Inquirido DOUGLAS pela autoridade policial, este confessou a prática delitiva, aduzindo que "resolveu entrar na casa da pessoa de Verônica para furtar alguma coisa". Todavia, em razão dos gritos da ofendida, aportou ao local seu vizinho, pelo que desistiu da empreitada (evento 3, PROCJUDIC1, fl. 18).

Tocante à prova angariada em juízo, transcrevo trecho da sentença a fim de evitar desnecessária repetição:

[...] A vítima Veronica Vieira de Camargo Lima, ao ser ouvida em sede judicial (mídia, fl. 97), relatou que estava deitada e o réu adentrou em sua residência pela janela da cozinha. Falou que o réu não subtraiu nada de sua residência comentando que apenas fazia sinais para ficar em silêncio, bem como a empurrou sobre uma mesa. Por fim, quando ela chamou seu vizinho o réu abriu fuga.

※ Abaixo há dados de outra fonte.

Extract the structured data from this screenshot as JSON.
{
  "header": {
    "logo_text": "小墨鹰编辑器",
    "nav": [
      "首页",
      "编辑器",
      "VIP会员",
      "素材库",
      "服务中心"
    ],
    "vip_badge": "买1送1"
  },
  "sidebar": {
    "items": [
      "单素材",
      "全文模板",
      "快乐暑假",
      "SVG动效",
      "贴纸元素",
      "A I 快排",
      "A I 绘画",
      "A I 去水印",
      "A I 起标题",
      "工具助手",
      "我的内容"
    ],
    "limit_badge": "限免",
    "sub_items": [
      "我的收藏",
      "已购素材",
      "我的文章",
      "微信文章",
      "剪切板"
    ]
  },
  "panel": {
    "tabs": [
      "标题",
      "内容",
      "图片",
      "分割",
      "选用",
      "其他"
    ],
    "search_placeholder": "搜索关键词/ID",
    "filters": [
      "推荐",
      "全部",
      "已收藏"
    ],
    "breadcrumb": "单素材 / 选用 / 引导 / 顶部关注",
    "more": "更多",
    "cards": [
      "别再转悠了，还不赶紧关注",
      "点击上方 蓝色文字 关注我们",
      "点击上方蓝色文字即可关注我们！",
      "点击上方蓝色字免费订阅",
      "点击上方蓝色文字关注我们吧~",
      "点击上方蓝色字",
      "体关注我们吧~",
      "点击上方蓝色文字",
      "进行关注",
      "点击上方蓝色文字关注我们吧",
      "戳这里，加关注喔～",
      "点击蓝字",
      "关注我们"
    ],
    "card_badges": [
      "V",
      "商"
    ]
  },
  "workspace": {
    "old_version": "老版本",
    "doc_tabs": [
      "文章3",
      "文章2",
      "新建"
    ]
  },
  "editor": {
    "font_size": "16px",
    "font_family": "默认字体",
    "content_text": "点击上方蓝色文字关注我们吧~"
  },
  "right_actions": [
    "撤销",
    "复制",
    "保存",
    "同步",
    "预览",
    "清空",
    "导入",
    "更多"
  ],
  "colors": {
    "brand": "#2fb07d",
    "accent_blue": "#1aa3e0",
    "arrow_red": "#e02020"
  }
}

A testemunha José Bruno Mioranza, ao ser ouvido em sede judicial (mídia, fl. 97), disse que a vítima, por volta dás 01:40, pediu por socorro e após abrir a janela viu que algo não estava certo e perguntou se estava tudo certo onde escutou a vítima pediu por socorro novamente. Quando o mesmo chegou na residência pediu para que abrisse a porta até que a vítima abriu a porta com certa dificuldade onde falou para ele que havia um homem dentro de sua casa. Relatou que pediu para que o réu saísse de dentro da casa da senhora e relatou que o mesmo saiu com a mãos para sima afirmando que não estava armado, saindo em definitivo da propriedade da vítima. [...]

Esta é a síntese dos elementos colhidos no curso da instrução, cuja análise determina a confirmação do decreto condenatório proferido em desfavor do denunciado.

De plano destaco que a partir do exame do material probatório, tem-se que o denunciado empregou violência contra a ofendida ao empurrá-la, fazendo com que caísse, comportamento que encontra correspondência no tipo penal do artigo 157 do Decreto-Lei nº 2.848/1940, dispensável a demonstração de eventuais lesões, pois podem nem mesmo ter ocorrido.

Consequentemente, inarredável a conclusão acerca da sua materialidade a partir da prova oral colhida à luz do contraditório e da ampla defesa, sendo necessário frisar que, com a adoção do sistema da persuasão racional em seu artigo 155, o Código de Processo Penal afastou a ideia de hierarquia e prévia tarifação entre os meios probantes.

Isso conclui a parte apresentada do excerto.